Kekuatan pembuktian dalam
penyelesaian sengketa tanah......................... 6
D.
Hal-hal yang menyebabkan terjadinya
sengketa tanah................................ 7
BAB III PENUTUP.......................................................................................... 8
A.
Kesimpulan.................................................................................................. 8
DAFTAR PUSTAKA........................................................................................ 9
BAB I
PENDAHULUAN
A. Latar Belakang
Tanah merupakan kebutuhan hidup manusia yang sangat mendasar.
Manusia hidup serta melakukan aktivitas di atas tanah sehingga setiap saat
manusia selalu berhubungan dengan tanah dapat dikatakan hampir semua kegiatan
hidup manusia baik secara langsung maupun tidak langsung selalu memerlukan
tanah. Pun pada saat manusia meninggal dunia masih memerlukan tanah untuk
penguburannya Begitu pentingnya tanah bagi kehidupan manusia, maka setiap orang
akan selalu berusaha memiliki dan menguasainya. Dengan adanya hal tersebut maka
dapat menimbulkan suatu sengketa tanah di dalam masvarakat. Sengketa tersebut
timbul akibat adanya perjanjian antara 2 pihak atau lebih yang salah 1 pihak melakukan
wanprestasi.
Terkait dengan banyak mencuatnya kasus sengketa tanah ini,
Kepala Badan Pertanahan Nasional (BPN) Joyo Winoto mengatakan, bahwa terdapat
sedikitnya terdapat 2.810 kasus sengketa tanah skala nasional. Kasus sengketa
tanah yang berjumlah 2.810 kasus itu tersebar di seluruh indonesia dalam skala
besar. Yang bersekala kecil, jumlahnya lebih besar lagi.
B. Rumusan Masalah
1. Menjelaskan pengertian sengketa
tanah
2. Menjelaskan cara penyelesaian
sengketa tanah
3. Menjelaskan kekuatan pembuktian
dalam penyelesaian sengketa tanah
4. Menjelaskan hal-hal yang menyebabkan
terjadinya sengketa tanah
C. Tujuan Penulisan
Adapun tujuan saya dalam menyusun makalah ini adalah
disamping memenuhi tugas dalam perkuliahan juga agar saya mampu memahami
tentang sengketa tanah.
BAB II
PEMBAHASAN
A. Pengertian Sengketa Tanah
Akhir-akhir ini kasus pertanahan
muncul ke permukaan dan merupakan bahan pemberitaan di media massa. Secara
makro penyebab munculnya kasus-kasus pertanahan tersebut adalah sangat
bervariasi yang antara lain :
1.
Harga tanah yang meningkat dengan
cepat.
2.
Kondisi masyarakat yang semakin
sadar dan peduli akan kepentingan / haknya.
3.
Iklim keterbukaan yang digariskan pemerintah.

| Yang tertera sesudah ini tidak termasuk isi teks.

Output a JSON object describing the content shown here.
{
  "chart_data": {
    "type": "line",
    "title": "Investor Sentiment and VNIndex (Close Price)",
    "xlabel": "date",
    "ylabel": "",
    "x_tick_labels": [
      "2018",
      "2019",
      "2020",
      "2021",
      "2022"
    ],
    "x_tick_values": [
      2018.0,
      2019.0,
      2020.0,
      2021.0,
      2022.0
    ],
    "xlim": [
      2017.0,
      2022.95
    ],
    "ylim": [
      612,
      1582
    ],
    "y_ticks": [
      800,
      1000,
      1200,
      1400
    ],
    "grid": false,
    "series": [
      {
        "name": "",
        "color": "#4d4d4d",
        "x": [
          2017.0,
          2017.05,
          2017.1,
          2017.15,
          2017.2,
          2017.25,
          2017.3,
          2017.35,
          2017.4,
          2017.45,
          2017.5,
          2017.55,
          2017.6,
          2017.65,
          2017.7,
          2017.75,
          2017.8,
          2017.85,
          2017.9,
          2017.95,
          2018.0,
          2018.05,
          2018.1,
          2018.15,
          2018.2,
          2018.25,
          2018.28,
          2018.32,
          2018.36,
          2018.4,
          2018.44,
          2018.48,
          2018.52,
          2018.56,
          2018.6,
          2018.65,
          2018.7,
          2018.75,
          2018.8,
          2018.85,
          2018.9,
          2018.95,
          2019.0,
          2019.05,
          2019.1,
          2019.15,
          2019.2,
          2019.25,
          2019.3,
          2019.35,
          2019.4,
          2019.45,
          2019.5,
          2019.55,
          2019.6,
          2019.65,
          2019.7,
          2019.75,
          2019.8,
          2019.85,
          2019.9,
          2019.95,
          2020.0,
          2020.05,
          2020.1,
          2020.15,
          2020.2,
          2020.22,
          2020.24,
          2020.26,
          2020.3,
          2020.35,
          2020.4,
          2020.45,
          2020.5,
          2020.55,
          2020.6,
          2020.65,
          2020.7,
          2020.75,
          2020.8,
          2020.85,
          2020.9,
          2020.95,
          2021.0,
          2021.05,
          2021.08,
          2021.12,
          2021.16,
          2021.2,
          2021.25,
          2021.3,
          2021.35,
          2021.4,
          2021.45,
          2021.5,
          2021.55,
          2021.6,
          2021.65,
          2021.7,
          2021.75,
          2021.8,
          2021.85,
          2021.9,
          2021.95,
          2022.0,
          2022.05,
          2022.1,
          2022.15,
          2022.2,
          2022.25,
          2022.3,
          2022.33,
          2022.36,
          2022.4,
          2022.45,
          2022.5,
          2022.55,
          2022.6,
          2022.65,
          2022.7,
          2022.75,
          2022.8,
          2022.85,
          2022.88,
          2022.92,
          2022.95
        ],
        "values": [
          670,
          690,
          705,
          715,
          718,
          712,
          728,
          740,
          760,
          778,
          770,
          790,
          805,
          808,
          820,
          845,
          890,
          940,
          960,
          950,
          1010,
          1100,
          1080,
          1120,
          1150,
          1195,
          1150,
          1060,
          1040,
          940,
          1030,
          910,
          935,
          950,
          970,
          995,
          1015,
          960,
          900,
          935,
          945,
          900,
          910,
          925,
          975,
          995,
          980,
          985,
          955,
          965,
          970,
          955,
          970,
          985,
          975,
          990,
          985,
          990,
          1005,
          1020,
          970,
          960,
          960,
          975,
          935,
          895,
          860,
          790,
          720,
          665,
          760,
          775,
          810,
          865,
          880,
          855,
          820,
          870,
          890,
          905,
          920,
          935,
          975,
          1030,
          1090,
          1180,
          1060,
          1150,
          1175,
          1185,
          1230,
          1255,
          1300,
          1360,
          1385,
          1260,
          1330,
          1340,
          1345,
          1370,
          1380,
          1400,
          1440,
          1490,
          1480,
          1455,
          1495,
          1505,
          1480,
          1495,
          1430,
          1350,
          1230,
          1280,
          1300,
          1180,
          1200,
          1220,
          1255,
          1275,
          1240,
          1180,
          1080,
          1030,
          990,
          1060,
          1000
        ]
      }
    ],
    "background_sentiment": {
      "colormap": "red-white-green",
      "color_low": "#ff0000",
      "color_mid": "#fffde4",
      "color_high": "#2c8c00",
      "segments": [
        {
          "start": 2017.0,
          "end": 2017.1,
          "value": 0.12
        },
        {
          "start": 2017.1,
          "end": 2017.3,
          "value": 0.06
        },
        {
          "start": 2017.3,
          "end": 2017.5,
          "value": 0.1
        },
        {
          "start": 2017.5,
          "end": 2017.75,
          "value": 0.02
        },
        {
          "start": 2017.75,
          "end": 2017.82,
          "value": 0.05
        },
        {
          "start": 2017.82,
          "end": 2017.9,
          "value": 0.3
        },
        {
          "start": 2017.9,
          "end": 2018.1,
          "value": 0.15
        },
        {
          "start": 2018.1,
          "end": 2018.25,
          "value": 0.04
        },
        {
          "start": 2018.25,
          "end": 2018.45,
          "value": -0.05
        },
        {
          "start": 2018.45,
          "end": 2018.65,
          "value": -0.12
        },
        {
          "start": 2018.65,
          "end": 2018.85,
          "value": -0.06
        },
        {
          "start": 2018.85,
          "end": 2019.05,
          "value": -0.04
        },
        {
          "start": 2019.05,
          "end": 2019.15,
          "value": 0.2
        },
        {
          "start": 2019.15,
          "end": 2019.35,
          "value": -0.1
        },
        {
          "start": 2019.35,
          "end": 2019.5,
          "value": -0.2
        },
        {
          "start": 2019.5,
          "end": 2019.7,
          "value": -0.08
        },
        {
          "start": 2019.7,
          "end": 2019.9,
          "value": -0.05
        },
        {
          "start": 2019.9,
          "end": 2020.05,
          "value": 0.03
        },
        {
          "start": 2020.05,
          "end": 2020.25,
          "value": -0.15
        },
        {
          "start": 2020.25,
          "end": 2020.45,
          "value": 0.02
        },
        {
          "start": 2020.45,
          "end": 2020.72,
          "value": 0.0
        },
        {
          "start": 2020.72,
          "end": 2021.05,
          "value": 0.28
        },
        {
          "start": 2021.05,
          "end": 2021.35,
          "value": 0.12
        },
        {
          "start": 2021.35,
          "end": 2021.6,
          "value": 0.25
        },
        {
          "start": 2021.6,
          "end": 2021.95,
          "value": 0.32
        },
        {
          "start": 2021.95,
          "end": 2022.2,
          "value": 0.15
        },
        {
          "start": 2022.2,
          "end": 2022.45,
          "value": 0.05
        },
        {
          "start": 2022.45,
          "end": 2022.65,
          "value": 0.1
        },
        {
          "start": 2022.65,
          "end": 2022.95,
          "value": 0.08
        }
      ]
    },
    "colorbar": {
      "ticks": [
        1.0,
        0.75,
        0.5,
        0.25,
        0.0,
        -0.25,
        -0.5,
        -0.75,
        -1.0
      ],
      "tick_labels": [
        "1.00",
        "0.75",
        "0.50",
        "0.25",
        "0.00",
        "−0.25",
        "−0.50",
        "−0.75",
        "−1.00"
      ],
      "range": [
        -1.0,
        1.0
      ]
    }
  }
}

Pada hakikatnya, kasus pertanahan merupakan benturan
kepentingan (conflict of interest) di bidang pertanahan antara siapa
dengan siapa, sebagai contoh konkret antara perorangan dengan perorangan;
perorangan dengan badan hukum; badan hukum dengan badan hukum dan lain
sebagainya. Sehubungan dengan hal tersebut di atas, guna kepastian hukum yang
diamanatkan UUPA, maka terhadap kasus pertanahan dimaksud antara lain dapat
diberikan respons / reaksi / penyelesaian kepada yang berkepentingan (masyarakat
dan pemerintah),
Menurut Rusmadi Murad, pengertian sengketa tanah
atau dapat juga dikatakan sebagai sengketa hak atas tanah, yaitu :NTimbulnya
sengketa hukum yang bermula dari pengaduan sesuatu pihak (orang atau badan)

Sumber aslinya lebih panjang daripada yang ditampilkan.